Homeowner made the requisite three consecutive payments. Homeowner then made 6 additional monthly payments under the new price term. In the 7th month, the Mortgage company wrote and said the investor behind the HAMP loan denied the contract (Contract II)---AND the mortgage company subsequently REFUSED to take any further payments from the homeowner.
In addition, the Mortgage Company took the the some $20,000+ payments made under the terms of the HAMP contract (Contract II) and placed it in an escrow account, rather than taking it as mortgage payments under Contract II.
The Mortgage company has taken the money paid under the terms of Contract II and has arbitrarily applied those funds to pay off part of the price term of Contract I.
The legal question (s) are:
1) Under these circumstances, what legal argument can the Homeowner present stating that the money paid to the HAMP contract (Contract II) was wrongfully applied by the Mortgage company to the original Mortgage contract (Contract I)--as they are two separate contracts---and that the money should be returned to the Homeowner with interest?
2) Can the Mortgage company arbitrarily cancel a HAMP mortgage contract --and refuse to accept further payments---when the Homeowner made the requisite three initial payments, and a subsequent 6 additional payments, on the grounds that its investor denied the contract?
Submitted: 5 years ago.
Category: Legal
Expert:  Ely replied 5 years ago.
Hello,

Welcome to JustAnswer and thank you for the opportunity to assist you. Please remember that there might be a delay between your follow up questions and my answers because I may be helping other clients or taking a break.

1) Under these circumstances, what legal argument can the Homeowner present stating that the money paid to the HAMP contract (Contract II) was wrongfully applied by the Mortgage company to the original Mortgage contract (Contract I)--as they are two separate contracts---and that the money should be returned to the Homeowner with interest?

There really is no legal argument here for the homeowner. They money would be applied to the payment, be it interpreted under Contract I or Contract II.
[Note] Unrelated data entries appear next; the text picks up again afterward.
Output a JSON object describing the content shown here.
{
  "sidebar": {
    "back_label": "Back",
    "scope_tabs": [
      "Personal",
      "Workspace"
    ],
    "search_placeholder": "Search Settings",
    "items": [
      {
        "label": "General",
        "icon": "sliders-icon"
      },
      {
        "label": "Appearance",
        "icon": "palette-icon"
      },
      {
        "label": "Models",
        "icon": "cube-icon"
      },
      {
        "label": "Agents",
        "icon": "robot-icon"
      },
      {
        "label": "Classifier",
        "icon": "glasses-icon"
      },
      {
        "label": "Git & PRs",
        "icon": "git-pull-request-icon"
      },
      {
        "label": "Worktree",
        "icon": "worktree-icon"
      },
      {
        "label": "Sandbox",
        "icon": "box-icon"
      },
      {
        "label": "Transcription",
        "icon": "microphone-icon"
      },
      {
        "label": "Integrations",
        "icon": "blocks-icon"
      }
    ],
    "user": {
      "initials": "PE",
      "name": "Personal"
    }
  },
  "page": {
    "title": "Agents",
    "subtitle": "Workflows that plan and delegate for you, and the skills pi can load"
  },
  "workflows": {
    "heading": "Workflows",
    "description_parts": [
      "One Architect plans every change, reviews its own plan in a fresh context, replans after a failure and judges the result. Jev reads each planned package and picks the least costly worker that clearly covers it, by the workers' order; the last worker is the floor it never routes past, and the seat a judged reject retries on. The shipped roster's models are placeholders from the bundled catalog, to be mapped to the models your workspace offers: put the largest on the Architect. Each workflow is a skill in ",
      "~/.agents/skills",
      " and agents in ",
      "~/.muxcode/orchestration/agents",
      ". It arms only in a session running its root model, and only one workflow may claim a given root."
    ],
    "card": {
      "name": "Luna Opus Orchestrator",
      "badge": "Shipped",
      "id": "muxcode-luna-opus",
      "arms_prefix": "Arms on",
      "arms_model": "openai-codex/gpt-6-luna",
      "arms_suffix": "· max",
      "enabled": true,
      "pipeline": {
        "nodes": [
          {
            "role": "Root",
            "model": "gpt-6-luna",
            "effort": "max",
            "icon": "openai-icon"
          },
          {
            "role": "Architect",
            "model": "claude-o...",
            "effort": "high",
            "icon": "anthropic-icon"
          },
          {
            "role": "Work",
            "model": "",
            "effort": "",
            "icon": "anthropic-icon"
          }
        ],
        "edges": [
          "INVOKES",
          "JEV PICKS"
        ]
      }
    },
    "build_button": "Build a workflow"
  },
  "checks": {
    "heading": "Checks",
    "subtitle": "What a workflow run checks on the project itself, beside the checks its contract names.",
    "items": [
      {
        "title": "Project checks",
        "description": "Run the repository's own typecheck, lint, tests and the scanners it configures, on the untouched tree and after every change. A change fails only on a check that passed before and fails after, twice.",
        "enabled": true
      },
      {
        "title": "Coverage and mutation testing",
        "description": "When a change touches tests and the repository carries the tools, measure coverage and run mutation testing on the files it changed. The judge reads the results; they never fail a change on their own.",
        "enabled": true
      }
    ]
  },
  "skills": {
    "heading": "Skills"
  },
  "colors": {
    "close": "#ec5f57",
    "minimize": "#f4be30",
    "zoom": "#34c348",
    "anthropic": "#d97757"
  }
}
2) Can the Mortgage company arbitrarily cancel a HAMP mortgage contract --and refuse to accept further payments---when the Homeowner made the requisite three initial payments, and a subsequent 6 additional payments, on the grounds that its investor denied the contract?

This cannot be done. Homeowner signed a contract with the mortgage institution. Institution cannot breach contract for the Home Affordable Modification program(unless the new contract has a clause that states that upon the underwriter withdrawing support, the contract is voided - check carefully!), and and the underwriter's withdrawal is the Institution's problem, and not Homeowner's.
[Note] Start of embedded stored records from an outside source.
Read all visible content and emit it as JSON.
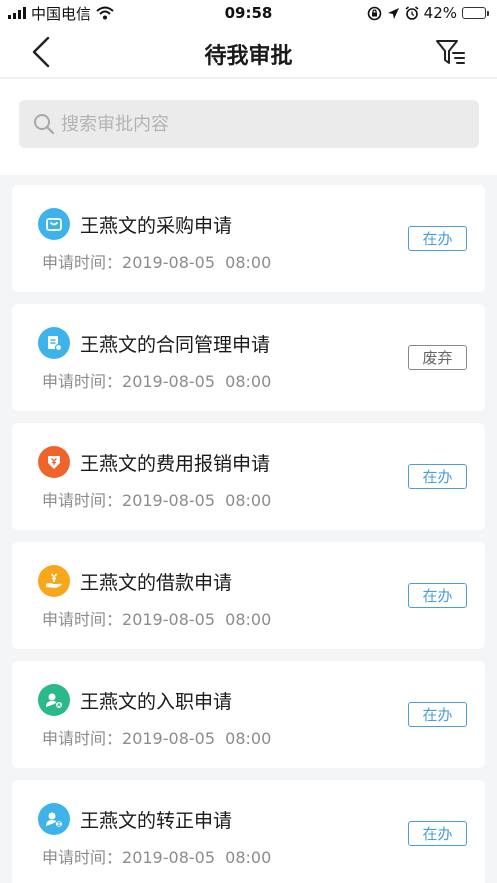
{
  "status_bar": {
    "carrier": "中国电信",
    "time": "09:58",
    "battery_percent": "42%",
    "battery_level": 0.42
  },
  "nav": {
    "title": "待我审批",
    "back_icon": "chevron-left-icon",
    "filter_icon": "filter-icon"
  },
  "search": {
    "placeholder": "搜索审批内容",
    "value": ""
  },
  "colors": {
    "badge_active": "#4a9fd8",
    "badge_void": "#888888"
  },
  "time_label": "申请时间：",
  "items": [
    {
      "title": "王燕文的采购申请",
      "time": "2019-08-05  08:00",
      "status": "在办",
      "icon": "shopping-bag-icon",
      "icon_color": "#3eb3ea"
    },
    {
      "title": "王燕文的合同管理申请",
      "time": "2019-08-05  08:00",
      "status": "废弃",
      "icon": "contract-icon",
      "icon_color": "#3eb3ea"
    },
    {
      "title": "王燕文的费用报销申请",
      "time": "2019-08-05  08:00",
      "status": "在办",
      "icon": "expense-icon",
      "icon_color": "#f0642c"
    },
    {
      "title": "王燕文的借款申请",
      "time": "2019-08-05  08:00",
      "status": "在办",
      "icon": "loan-icon",
      "icon_color": "#f6a81a"
    },
    {
      "title": "王燕文的入职申请",
      "time": "2019-08-05  08:00",
      "status": "在办",
      "icon": "onboarding-icon",
      "icon_color": "#2cb98a"
    },
    {
      "title": "王燕文的转正申请",
      "time": "2019-08-05  08:00",
      "status": "在办",
      "icon": "regularization-icon",
      "icon_color": "#3eb3ea"
    }
  ]
}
So what to do? The Homeowner needs to write a certified letter to the Institution advising them of said stand and threaten suit unless they reinstate HAMP.

In this case, the Homeowner would have the right to sue for the tort of breach of contract. The elements for this tort are: (1) an agreement was made between the plaintiffs and the defendant supported by valid consideration; (2) the plaintiffs have been ready, willing, and able to perform; (3) the defendant's breach has prevented them from performing; and (4) the plaintiffs have suffered damage. Singarella v. City of Boston, 342 Mass. 385, 387, 173 N.E.2d 290, 291 (Mass.1961).

The homeowner may also then request a motion for temporary orders enjoining the Institution from filing for foreclosure and forcing it to apply the amount in escrow to Contract II and take payments in Contract II's amount, while the matter is pending.